Back to attorney fees in mega cases. What would happen if mega cases were filed in places other than the typical venues? Would attorney fees be more reasonable? In the Central District of California there are some amazing bankruptcy attorneys who bill in the $1,000 an hour range, but we also have some outstanding practitioners who charge less than that. Hypothetically, fees might, and probably would, be less.

So, for the sake of argument, what would it take for mega cases to be filed in the Central District of California? More than once there has been talk that certain judges should be designated as business bankruptcy judges and that they alone should handle these big and important cases. For what it's worth, I would have been fine with this approach when I was on the bench, as long as I did not have to be one of these judges. But, not surprisingly, there are bankruptcy judges who think this would lead to perceptions of a "two-tiered" bankruptcy court and a resulting diminution in collegiality. If some judges work on the big, important and exciting cases that get all the media attention, what does that imply about the other judges? Would the "consumer" bankruptcy judges be perceived as second-class jurists?
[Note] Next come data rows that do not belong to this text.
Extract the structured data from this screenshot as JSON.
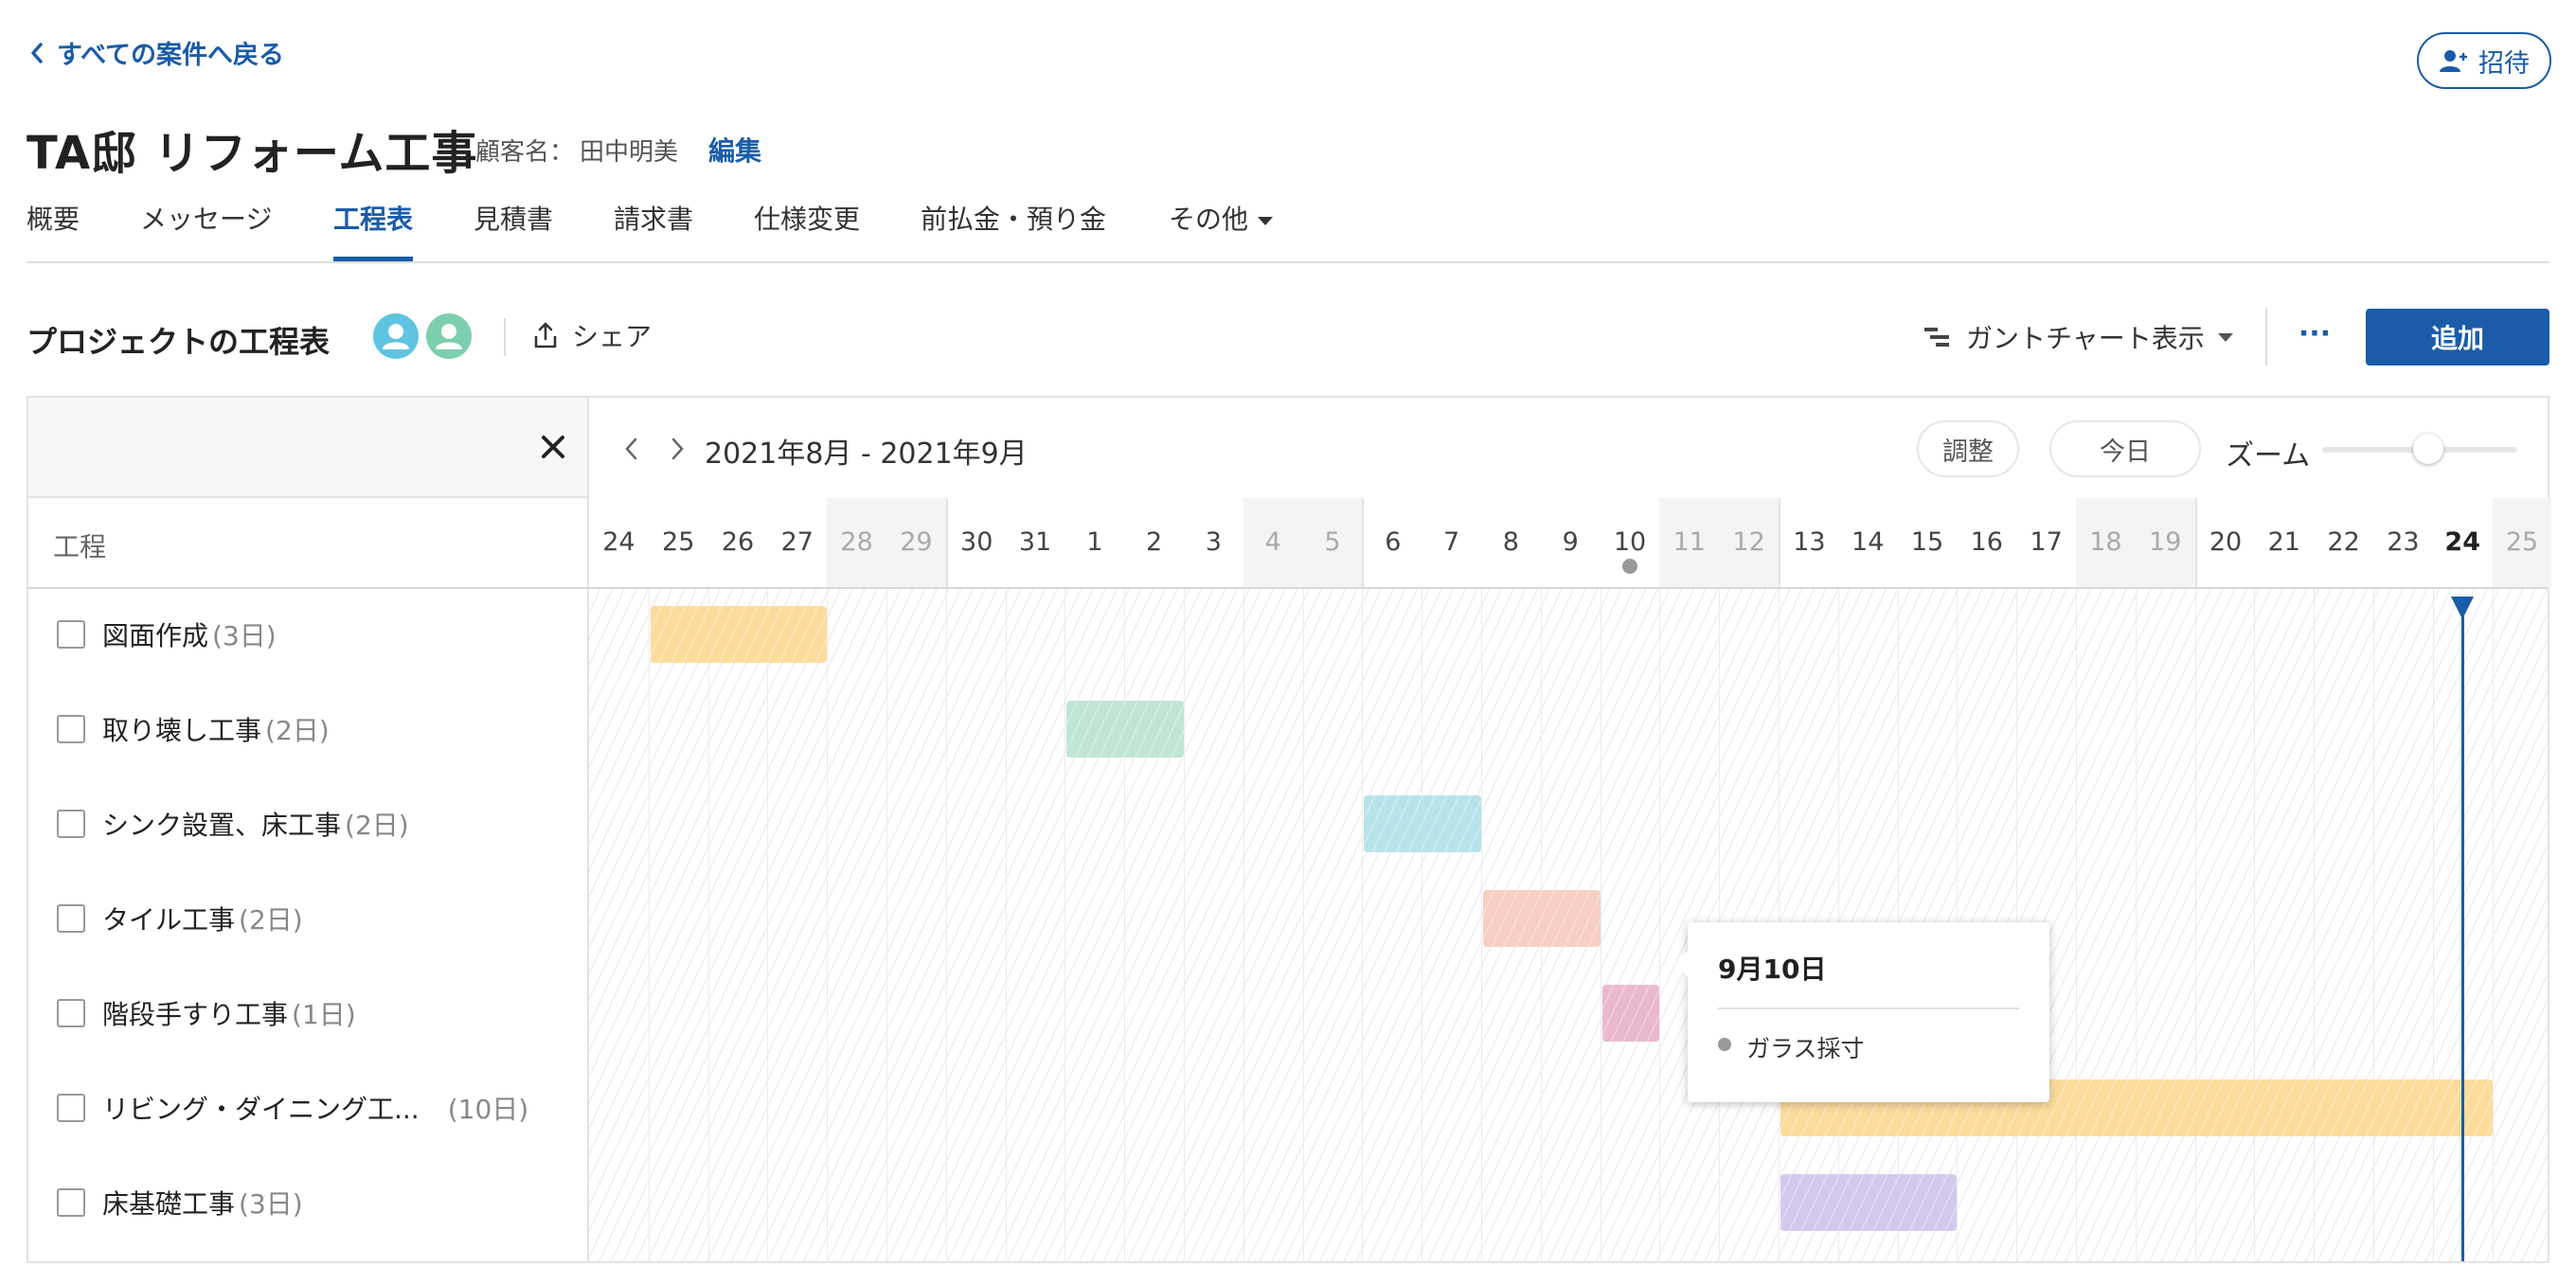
{
  "header": {
    "back_label": "すべての案件へ戻る",
    "invite_label": "招待"
  },
  "project": {
    "title": "TA邸 リフォーム工事",
    "client_label": "顧客名：",
    "client_name": "田中明美",
    "edit_label": "編集"
  },
  "tabs": [
    {
      "label": "概要"
    },
    {
      "label": "メッセージ"
    },
    {
      "label": "工程表",
      "active": true
    },
    {
      "label": "見積書"
    },
    {
      "label": "請求書"
    },
    {
      "label": "仕様変更"
    },
    {
      "label": "前払金・預り金"
    },
    {
      "label": "その他"
    }
  ],
  "schedule": {
    "section_title": "プロジェクトの工程表",
    "share_label": "シェア",
    "view_label": "ガントチャート表示",
    "more_label": "···",
    "add_label": "追加"
  },
  "gantt": {
    "date_range": "2021年8月 - 2021年9月",
    "adjust_label": "調整",
    "today_label": "今日",
    "zoom_label": "ズーム",
    "zoom_level": 0.72,
    "column_label": "工程",
    "days": [
      "24",
      "25",
      "26",
      "27",
      "28",
      "29",
      "30",
      "31",
      "1",
      "2",
      "3",
      "4",
      "5",
      "6",
      "7",
      "8",
      "9",
      "10",
      "11",
      "12",
      "13",
      "14",
      "15",
      "16",
      "17",
      "18",
      "19",
      "20",
      "21",
      "22",
      "23",
      "24",
      "25"
    ],
    "weekend_indices": [
      4,
      5,
      11,
      12,
      18,
      19,
      25,
      26,
      32
    ],
    "today_index": 31,
    "tasks": [
      {
        "name": "図面作成",
        "duration": "(3日)",
        "start_index": 1,
        "span": 3,
        "color": "#fbdc9b"
      },
      {
        "name": "取り壊し工事",
        "duration": "(2日)",
        "start_index": 8,
        "span": 2,
        "color": "#bfe6d4"
      },
      {
        "name": "シンク設置、床工事",
        "duration": "(2日)",
        "start_index": 13,
        "span": 2,
        "color": "#b7e2ea"
      },
      {
        "name": "タイル工事",
        "duration": "(2日)",
        "start_index": 15,
        "span": 2,
        "color": "#f7cfc4"
      },
      {
        "name": "階段手すり工事",
        "duration": "(1日)",
        "start_index": 17,
        "span": 1,
        "color": "#eab8cf"
      },
      {
        "name": "リビング・ダイニング工...",
        "duration": "(10日)",
        "start_index": 20,
        "span": 12,
        "color": "#fbdc9b"
      },
      {
        "name": "床基礎工事",
        "duration": "(3日)",
        "start_index": 20,
        "span": 3,
        "color": "#d5c8ee"
      }
    ],
    "milestone": {
      "day_index": 17,
      "color": "#999999"
    },
    "tooltip": {
      "date": "9月10日",
      "item": "ガラス採寸"
    }
  },
  "colors": {
    "accent": "#1a5ca8"
  }
}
It would be easy to say just keep things the way they are now. If mega cases are only filed in certain venues, so what? Well, if I were a sexual assault victim with a claim in the Boy Scout bankruptcy case, I assure you I would care a great deal about the legal fees in that case reducing my potential distribution. I would maybe even speculate that the fees would be less, and my distribution would be more, if the case had not been filed in Delaware. And if, perchance, the case had been filed near me (and COVID was not an issue), maybe I could even show up in court and watch the proceedings.

Assuming (i) venue rules are not going to change anytime soon and (ii) it would reduce administrative expenses to diversify where mega bankruptcy cases are filed, is the only answer designating certain judges as business bankruptcy judges? If so, then fine. But I challenge my wonderfully smart bankruptcy friends to ponder this question. You are the most creative "think-outside-the-box people" I know. You also care deeply about justice and equity. And you always surprise me with your ability to solve problems. If anyone can figure this one out, it's you.